The Greek author Emmanuel Rhoides' 1866 novel, The Papess Joanne, was admired by Mark Twain and Alfred Jarry and freely translated by Lawrence Durrell as The Curious History of Pope Joan (1954). The American Donna Woolfolk Cross's 1996 historical romance, Pope Joan, was recently made into a German musical as well as the movie described below. Other novels include Wilhelm Smets's Das Mährchen von der Päpstin Johanna auf’s Neue erörtert (1829), Marjorie Bowen's Black Magic (1909), Ludwig Gorm's Päpstin Johanna (1912), Yves Bichet's La Papesse Jeanne (2005), and Hugo N. Gerstl's Scribe: The Story of the Only Female Pope (2005).
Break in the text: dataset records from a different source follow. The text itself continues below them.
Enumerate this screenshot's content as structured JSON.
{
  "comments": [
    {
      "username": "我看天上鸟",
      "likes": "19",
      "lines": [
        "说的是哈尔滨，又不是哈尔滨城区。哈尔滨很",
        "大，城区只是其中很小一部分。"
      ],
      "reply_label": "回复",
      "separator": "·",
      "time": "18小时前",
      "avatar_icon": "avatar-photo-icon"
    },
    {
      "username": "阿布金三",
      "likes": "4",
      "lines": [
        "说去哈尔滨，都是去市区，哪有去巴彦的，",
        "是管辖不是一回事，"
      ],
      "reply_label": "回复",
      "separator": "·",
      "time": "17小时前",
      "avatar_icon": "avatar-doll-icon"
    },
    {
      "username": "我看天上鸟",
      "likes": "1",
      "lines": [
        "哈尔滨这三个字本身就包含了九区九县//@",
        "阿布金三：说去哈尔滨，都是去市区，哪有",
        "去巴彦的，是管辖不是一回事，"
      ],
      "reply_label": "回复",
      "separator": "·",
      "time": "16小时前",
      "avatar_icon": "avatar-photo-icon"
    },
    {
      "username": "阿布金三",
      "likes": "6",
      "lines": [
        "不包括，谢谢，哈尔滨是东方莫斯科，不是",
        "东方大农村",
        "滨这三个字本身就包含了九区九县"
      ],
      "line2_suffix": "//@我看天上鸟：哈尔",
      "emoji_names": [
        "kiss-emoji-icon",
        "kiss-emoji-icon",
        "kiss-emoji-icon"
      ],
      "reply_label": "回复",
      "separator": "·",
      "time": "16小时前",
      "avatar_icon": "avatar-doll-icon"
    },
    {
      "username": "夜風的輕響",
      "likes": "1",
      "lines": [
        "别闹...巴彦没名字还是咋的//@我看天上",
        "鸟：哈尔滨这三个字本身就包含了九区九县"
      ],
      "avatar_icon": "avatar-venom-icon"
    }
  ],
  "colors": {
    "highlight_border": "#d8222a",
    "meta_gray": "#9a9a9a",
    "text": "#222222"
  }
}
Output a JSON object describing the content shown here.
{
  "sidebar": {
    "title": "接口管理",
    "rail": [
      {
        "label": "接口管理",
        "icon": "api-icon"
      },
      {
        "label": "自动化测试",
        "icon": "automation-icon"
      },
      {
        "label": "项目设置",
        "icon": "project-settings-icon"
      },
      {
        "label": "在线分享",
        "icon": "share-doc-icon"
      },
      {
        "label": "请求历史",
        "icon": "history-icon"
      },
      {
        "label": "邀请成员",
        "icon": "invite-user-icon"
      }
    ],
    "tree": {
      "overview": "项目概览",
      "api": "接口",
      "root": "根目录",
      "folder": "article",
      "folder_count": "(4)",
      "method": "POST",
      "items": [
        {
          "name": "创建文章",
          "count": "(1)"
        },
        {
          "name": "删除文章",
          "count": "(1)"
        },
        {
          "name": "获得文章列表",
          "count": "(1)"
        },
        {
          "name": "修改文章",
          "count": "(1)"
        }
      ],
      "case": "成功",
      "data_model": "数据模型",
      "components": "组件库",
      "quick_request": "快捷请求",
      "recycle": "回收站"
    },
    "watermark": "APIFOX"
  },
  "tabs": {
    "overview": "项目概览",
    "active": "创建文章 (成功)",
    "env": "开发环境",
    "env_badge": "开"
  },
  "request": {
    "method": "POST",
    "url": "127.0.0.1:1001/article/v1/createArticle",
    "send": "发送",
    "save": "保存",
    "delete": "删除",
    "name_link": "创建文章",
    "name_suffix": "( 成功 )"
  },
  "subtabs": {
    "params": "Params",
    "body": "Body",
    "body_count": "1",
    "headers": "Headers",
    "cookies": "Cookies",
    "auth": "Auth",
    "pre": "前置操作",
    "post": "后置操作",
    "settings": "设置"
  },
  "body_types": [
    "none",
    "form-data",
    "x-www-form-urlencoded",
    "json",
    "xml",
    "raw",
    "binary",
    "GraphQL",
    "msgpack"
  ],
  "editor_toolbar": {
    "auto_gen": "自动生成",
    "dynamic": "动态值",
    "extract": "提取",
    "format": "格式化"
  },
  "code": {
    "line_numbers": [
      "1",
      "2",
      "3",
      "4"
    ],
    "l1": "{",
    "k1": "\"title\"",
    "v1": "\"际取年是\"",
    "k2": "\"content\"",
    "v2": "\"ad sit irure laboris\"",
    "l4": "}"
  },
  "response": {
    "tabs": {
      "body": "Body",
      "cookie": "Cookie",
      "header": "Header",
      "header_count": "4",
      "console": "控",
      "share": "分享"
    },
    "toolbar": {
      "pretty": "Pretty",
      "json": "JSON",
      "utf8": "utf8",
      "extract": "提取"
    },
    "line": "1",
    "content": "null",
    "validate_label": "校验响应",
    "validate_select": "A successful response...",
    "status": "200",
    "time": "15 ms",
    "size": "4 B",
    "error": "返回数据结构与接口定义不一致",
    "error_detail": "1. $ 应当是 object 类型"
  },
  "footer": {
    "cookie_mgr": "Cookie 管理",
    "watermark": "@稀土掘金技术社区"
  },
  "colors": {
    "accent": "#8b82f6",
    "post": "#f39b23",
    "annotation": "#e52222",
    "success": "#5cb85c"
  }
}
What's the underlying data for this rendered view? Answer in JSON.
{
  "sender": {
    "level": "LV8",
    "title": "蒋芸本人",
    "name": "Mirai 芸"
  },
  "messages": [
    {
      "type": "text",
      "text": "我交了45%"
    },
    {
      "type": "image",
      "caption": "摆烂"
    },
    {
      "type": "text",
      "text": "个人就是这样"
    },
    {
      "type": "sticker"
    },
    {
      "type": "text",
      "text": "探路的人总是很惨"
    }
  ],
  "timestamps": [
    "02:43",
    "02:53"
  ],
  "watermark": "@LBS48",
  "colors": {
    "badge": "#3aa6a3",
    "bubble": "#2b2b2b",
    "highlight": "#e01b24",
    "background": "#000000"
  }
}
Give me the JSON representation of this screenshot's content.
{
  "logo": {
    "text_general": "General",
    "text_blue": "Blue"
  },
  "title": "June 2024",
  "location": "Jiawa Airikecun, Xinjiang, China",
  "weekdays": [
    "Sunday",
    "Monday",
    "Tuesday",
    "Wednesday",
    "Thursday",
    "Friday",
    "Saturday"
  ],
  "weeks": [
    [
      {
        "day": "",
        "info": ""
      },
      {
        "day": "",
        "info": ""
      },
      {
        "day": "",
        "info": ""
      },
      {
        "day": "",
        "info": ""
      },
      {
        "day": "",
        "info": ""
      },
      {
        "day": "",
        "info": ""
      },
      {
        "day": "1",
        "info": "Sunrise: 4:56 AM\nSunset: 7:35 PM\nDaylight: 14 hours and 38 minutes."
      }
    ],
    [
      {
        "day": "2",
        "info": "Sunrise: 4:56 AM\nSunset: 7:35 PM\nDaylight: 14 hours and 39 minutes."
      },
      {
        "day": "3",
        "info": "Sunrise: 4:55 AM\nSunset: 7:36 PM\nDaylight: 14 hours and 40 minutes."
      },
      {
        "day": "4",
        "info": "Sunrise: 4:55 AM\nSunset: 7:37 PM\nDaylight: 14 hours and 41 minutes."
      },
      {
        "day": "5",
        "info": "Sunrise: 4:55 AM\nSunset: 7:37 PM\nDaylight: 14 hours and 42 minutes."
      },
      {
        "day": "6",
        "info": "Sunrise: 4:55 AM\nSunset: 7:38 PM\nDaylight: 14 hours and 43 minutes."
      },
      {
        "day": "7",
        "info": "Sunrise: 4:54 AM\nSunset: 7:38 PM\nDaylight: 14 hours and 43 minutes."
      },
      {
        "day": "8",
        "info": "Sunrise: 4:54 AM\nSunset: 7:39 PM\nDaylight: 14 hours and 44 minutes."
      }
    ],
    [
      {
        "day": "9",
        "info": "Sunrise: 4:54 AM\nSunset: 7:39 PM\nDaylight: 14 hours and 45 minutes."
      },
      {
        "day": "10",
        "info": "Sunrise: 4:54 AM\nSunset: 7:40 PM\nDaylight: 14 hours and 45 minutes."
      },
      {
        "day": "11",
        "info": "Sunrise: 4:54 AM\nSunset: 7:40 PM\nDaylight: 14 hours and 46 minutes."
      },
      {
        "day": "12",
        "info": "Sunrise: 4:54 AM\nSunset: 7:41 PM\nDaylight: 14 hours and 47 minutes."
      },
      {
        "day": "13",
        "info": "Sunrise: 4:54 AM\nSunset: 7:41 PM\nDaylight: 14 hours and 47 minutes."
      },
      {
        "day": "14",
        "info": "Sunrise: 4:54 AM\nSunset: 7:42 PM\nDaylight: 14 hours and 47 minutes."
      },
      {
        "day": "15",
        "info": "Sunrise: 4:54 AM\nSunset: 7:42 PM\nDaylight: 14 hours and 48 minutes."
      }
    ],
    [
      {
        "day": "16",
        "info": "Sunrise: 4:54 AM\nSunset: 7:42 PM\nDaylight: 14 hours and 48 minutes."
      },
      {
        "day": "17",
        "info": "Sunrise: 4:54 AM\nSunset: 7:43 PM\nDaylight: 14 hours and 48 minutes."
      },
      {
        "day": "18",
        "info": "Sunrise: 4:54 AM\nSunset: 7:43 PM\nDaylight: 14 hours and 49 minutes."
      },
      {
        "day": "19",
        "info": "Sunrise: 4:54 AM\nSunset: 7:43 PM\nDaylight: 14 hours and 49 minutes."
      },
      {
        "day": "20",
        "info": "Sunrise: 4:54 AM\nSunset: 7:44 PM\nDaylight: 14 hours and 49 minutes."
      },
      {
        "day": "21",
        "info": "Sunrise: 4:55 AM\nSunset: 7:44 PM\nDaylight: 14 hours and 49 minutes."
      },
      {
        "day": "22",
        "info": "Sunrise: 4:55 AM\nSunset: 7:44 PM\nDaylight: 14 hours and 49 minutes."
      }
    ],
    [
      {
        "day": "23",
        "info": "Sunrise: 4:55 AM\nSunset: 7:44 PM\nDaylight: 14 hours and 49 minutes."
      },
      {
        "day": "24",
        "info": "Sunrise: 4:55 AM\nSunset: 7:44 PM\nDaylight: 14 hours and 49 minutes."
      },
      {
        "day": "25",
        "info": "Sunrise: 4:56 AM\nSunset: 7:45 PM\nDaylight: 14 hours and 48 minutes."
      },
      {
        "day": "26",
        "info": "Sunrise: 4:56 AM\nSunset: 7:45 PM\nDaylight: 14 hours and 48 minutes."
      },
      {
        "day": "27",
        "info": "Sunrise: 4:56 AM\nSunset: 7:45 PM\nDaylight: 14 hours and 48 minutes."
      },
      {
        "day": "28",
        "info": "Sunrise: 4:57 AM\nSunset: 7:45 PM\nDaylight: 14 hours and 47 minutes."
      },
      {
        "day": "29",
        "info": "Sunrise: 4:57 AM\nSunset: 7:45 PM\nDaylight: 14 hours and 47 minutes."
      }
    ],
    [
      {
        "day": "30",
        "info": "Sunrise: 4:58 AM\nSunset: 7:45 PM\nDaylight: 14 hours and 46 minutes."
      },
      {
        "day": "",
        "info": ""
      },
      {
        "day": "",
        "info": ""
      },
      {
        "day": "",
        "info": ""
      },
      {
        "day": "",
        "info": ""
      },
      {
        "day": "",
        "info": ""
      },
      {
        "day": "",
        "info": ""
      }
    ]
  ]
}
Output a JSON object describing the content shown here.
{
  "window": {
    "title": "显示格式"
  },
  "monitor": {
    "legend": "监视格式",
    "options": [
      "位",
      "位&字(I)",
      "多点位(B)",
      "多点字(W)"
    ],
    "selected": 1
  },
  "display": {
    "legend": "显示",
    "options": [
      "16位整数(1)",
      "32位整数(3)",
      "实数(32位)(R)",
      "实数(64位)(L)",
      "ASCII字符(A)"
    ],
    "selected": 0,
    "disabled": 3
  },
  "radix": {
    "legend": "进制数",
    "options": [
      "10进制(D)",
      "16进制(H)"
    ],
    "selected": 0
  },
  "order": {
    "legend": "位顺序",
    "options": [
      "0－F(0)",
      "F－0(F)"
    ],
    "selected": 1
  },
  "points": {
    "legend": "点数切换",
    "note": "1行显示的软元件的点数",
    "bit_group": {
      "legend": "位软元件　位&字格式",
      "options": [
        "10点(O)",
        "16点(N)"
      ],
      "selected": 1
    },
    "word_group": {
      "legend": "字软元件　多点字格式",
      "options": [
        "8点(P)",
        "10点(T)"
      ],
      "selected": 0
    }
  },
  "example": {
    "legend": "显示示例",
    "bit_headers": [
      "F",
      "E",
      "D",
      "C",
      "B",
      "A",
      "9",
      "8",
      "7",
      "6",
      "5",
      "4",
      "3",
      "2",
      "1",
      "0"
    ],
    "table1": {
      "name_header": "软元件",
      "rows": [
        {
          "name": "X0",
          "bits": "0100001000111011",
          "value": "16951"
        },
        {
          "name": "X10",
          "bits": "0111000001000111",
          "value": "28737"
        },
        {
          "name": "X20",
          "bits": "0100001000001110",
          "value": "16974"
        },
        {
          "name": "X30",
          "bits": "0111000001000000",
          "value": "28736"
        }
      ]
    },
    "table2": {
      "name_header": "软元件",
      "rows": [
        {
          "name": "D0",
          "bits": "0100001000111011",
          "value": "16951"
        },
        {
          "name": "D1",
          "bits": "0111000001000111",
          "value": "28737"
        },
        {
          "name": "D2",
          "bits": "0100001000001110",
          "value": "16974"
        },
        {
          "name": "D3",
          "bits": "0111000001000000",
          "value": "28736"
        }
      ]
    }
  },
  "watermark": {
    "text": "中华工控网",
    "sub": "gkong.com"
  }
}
Howard Pyle's The Merry Adventures of Robbin Hood contains a reference.
There have been two films based on the story of Pope Joan: Pope Joan (1972), directed by Michael Anderson, was titled The Devil's Imposter in the US. In 2009, it was recut to include more of John Briley's original script and released as She... who would be Pope. Also in 2009, another film with the title Pope Joan was released, this one a German, British, Italian and Spanish production directed by Sönke Wortmann and produced by Bernd Eichinger, based on Cross's novel.
The play Top Girls by Caryl Churchill featured Pope Joan as a character, who was invited to a restaurant along with other historically important women in the past by a modern-day woman, Marlene, to discuss the restriction of feminism in the past.
The attribution to Petrarch is doubtful. 'Cette oeuvre est généralement considérée comme apocryphe.' – Bib. Nat. cat.